John Stossel explains:
...last week, CBO Director Doug Elmndorf wrote a letter to Congressmen explaining what cost savings they can expect from preventive medical services:The evidence suggests that, for most preventive services, expanded utilization leads to higher, not lower, medical spending overall.
It makes sense if you think about what are called the "false positives".
As I've written before, I take Lipitor. The drug may extend my life. But this doesn't lower my health-care costs. Years of pill-taking increases costs. If the pill works, I may live long enough to get an even more expensive disease. And maybe I, like millions of others, take Lipitor unnecessarily because we would never have had heart attacks. We then spend more, not less, on health care.
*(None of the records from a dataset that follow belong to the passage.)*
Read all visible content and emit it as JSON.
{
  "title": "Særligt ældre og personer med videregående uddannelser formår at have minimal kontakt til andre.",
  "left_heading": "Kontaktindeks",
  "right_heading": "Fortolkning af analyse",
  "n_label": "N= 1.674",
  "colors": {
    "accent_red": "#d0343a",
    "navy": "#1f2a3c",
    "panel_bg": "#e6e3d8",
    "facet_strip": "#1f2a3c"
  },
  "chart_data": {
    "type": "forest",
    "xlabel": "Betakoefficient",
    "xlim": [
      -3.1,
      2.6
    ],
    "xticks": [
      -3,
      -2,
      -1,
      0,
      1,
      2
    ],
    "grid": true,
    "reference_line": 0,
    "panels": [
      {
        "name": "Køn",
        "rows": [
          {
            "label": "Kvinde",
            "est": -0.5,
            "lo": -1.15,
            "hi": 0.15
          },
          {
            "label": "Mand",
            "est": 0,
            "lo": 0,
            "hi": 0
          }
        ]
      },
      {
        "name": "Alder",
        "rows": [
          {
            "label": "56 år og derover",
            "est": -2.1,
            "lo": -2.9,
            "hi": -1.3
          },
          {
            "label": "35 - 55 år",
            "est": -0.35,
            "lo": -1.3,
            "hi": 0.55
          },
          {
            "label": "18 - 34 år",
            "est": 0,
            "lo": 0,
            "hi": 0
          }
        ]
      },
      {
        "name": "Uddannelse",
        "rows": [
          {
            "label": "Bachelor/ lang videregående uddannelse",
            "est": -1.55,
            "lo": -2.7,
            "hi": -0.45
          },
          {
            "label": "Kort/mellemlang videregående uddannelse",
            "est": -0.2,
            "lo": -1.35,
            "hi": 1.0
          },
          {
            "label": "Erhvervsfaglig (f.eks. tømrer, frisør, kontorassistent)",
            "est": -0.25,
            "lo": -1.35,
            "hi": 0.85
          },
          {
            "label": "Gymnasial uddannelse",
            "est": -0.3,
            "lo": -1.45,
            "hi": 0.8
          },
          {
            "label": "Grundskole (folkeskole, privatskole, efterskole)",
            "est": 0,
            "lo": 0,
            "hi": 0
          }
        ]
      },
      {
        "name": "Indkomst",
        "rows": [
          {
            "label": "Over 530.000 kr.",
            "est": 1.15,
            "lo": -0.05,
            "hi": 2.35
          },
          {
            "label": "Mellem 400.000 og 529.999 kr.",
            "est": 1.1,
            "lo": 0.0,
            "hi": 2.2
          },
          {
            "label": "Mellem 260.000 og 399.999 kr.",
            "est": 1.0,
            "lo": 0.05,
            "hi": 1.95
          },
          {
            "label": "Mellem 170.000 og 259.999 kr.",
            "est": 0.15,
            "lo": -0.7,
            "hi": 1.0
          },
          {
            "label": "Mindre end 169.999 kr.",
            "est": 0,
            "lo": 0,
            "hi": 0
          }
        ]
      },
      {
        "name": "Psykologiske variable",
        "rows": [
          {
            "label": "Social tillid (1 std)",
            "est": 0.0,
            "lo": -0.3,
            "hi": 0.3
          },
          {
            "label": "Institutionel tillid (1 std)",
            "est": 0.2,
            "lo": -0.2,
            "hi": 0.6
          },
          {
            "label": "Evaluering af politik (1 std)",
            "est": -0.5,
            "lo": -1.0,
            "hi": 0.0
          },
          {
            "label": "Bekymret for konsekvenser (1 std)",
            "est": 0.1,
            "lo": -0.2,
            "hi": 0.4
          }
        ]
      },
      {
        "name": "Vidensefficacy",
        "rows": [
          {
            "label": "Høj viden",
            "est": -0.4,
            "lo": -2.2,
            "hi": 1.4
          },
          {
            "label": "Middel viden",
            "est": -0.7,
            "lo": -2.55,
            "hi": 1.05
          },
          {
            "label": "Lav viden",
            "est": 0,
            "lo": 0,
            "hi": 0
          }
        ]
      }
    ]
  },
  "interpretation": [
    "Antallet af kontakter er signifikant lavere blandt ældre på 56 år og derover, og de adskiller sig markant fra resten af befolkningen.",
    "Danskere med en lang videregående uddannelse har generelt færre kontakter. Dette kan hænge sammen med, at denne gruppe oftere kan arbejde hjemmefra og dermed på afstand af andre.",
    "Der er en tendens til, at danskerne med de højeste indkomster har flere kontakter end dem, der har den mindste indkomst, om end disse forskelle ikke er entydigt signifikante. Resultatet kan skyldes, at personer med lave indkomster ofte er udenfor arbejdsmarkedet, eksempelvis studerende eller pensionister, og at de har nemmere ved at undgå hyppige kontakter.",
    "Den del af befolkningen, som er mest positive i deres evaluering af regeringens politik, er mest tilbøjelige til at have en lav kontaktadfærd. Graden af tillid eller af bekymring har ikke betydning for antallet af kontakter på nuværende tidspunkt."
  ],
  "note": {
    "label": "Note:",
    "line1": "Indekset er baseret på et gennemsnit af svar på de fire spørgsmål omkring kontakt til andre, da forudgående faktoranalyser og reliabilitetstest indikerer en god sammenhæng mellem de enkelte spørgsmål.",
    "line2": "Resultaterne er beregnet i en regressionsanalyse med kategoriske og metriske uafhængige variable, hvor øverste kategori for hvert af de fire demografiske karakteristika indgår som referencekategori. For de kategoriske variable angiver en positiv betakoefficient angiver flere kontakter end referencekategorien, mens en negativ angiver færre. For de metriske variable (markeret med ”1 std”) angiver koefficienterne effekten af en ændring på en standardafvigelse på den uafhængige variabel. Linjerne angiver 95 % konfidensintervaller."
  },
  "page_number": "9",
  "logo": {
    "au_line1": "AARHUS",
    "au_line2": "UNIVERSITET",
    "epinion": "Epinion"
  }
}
That result may seem counterintuitive. For example, many observers point to cases in which a simple medical test, if given early enough, can reveal a condition that is treatable at a fraction of the cost of treating that same illness after it has progressed...But when analyzing the effects of preventive care on total spending for health care, it is important to recognize that doctors do not know beforehand which patients are going to develop costly illnesses. To avert one case of acute illness, it is usually necessary to provide preventive care to many patients, most of whom would not have suffered that illness anyway. ... Researchers who have examined the effects of preventive care generally find that the added costs of widespread use of preventive services tend to exceed the savings from averted illness. Preventive care may improve public health, but it doesn't save money.